His first considerable work as a builder was the Roswell Wright house, afterwards the residence of Senator David P. Loomis, which was erected in 1823 or 1824. The panel lumber used for it cost only five dollars per thousand. Mr. Finch built the Edson house below the Presbyterian church about the same time, and in company with Lord and Bottom did work on St. Matthew’s church. Of him William J. Thompson learned his trade. Mr. Finch was born in 1782 and died in 1841. His son, William T. Finch, who died a few years ago in Chicago was long a citizen of Unadilla. A daughter was the wife of Rufus G. Mead.

Mr. Thompson was born in Saratoga in 1805 and came with his father to Otego in 1808, and to Unadilla as an apprentice to Mr. Finch in 1824. He and Mr. Finch were afterwards partners and together reared many structures still standing in Unadilla village, as well as in other places, including Meredith Square and Coventry. Mr. Thompson was a member of St. Matthew’s Church for sixty years or more. He died in Savannah, Georgia, in January, 1895, and his body was brought to the old churchyard for burial. In the Masonic Hall, while an apprentice, Mr.
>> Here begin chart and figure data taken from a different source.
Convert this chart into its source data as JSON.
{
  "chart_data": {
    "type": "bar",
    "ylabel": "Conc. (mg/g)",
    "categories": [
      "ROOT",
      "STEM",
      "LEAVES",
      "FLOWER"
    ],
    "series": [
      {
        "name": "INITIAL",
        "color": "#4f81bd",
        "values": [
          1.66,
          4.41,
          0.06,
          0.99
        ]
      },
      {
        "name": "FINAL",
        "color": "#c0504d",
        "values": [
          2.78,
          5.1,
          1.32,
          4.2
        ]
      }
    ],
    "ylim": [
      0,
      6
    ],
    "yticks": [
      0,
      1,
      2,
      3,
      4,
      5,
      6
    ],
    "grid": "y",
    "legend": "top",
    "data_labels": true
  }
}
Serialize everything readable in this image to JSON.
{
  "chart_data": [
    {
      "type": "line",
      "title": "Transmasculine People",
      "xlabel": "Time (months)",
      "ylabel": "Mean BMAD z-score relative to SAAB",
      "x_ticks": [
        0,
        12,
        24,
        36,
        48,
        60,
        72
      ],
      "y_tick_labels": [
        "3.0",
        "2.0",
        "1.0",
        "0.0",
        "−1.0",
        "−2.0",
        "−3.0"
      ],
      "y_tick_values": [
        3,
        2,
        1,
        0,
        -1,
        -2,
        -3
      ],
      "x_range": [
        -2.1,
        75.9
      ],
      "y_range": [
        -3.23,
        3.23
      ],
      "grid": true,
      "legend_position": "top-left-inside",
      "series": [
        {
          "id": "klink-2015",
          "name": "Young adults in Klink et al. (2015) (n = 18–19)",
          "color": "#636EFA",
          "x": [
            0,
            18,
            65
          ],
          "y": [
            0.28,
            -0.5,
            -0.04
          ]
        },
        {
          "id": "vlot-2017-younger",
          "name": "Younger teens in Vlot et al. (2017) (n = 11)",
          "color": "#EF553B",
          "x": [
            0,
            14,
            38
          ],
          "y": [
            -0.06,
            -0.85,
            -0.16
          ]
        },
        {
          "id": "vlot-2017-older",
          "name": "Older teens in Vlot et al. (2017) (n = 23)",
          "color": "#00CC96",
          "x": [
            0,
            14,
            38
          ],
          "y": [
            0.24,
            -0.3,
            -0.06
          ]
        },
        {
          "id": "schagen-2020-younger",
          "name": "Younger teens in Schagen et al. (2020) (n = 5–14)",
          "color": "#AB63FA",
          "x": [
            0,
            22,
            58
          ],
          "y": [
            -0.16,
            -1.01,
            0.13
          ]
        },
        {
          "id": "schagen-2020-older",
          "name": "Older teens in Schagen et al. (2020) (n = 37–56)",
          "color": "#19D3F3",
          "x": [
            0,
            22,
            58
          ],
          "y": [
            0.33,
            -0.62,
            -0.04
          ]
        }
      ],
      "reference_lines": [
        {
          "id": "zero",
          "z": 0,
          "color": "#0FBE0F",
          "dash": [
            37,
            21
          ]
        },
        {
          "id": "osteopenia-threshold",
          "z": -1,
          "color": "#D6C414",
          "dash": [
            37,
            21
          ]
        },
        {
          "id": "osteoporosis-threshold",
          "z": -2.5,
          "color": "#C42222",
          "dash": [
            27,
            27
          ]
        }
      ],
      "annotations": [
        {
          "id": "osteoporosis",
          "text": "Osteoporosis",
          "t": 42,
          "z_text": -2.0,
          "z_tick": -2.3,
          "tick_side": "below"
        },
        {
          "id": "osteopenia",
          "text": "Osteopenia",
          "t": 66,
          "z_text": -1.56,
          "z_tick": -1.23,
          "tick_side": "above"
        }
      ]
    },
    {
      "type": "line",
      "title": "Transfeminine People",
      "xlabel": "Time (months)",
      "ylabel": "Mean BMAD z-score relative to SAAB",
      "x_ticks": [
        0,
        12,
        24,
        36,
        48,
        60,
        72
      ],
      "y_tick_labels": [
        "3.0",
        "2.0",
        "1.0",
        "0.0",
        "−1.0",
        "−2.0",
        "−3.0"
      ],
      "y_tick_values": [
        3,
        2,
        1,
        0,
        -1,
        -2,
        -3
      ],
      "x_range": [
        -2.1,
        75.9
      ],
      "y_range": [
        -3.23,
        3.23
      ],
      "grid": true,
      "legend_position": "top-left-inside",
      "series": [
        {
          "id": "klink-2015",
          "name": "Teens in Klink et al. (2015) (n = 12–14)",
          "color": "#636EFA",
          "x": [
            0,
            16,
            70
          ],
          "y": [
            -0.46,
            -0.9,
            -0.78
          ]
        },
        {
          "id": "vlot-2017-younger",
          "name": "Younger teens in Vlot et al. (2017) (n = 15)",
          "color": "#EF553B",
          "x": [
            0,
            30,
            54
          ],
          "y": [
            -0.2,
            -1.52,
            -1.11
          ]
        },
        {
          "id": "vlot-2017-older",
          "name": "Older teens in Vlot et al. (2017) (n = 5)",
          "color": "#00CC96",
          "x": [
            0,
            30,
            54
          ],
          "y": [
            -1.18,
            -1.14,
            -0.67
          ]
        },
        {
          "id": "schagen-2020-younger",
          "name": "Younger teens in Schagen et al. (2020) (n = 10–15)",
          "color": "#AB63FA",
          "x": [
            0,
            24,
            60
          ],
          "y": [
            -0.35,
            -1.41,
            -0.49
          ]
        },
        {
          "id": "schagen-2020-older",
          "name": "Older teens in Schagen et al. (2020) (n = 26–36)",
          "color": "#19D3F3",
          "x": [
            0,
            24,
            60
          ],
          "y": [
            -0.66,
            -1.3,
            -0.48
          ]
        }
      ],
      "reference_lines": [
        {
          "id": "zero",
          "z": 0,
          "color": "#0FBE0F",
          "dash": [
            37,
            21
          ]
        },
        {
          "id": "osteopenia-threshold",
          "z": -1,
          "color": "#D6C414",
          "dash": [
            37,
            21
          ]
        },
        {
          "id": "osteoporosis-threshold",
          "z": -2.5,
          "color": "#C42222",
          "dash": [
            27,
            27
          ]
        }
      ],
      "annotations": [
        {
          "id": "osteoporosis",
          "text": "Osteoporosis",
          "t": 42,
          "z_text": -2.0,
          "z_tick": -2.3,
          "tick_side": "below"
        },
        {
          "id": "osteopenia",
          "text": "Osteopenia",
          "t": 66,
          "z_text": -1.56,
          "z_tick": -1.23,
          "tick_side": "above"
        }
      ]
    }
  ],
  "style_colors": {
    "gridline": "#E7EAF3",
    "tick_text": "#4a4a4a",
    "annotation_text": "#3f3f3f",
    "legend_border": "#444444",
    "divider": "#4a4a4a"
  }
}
Thompson found his first Unadilla home, scarcely dreaming that he would live to move the edifice to its present place as his own residence for nearly fifty years—the house now the summer home of his son-in-law Lester T. Hubbell.

A friend of Curtis Noble and Isaac Hayes who soon followed them to Unadilla, was Melancthon B. Jarvis who was born in Norwalk, Connecticut, in June, 1775, where he had known Josiah Thatcher. He settled on the Timothy Beach farm near the mouth of the Ouleout, but later moved to the village and occupied part of the house Sheldon Griswold long lived in. He died in 1856.

Captain Josiah Thatcher about the same time settled on a neighboring farm, part of which has since been known as the Sternberg place. He had served in the Revolution three years. In the house which still stands on the place he lived until he died in 1856 at the age of eighty-six. His wife was Anna Reed, and his children were Polly, George, Esther, Harriet, Nancy, Amelia and Frances. His ancestor was an Englishman from Kent, who on arrival in America was shipwrecked off Cape Cod, where a lighthouse was afterwards set up and named after him.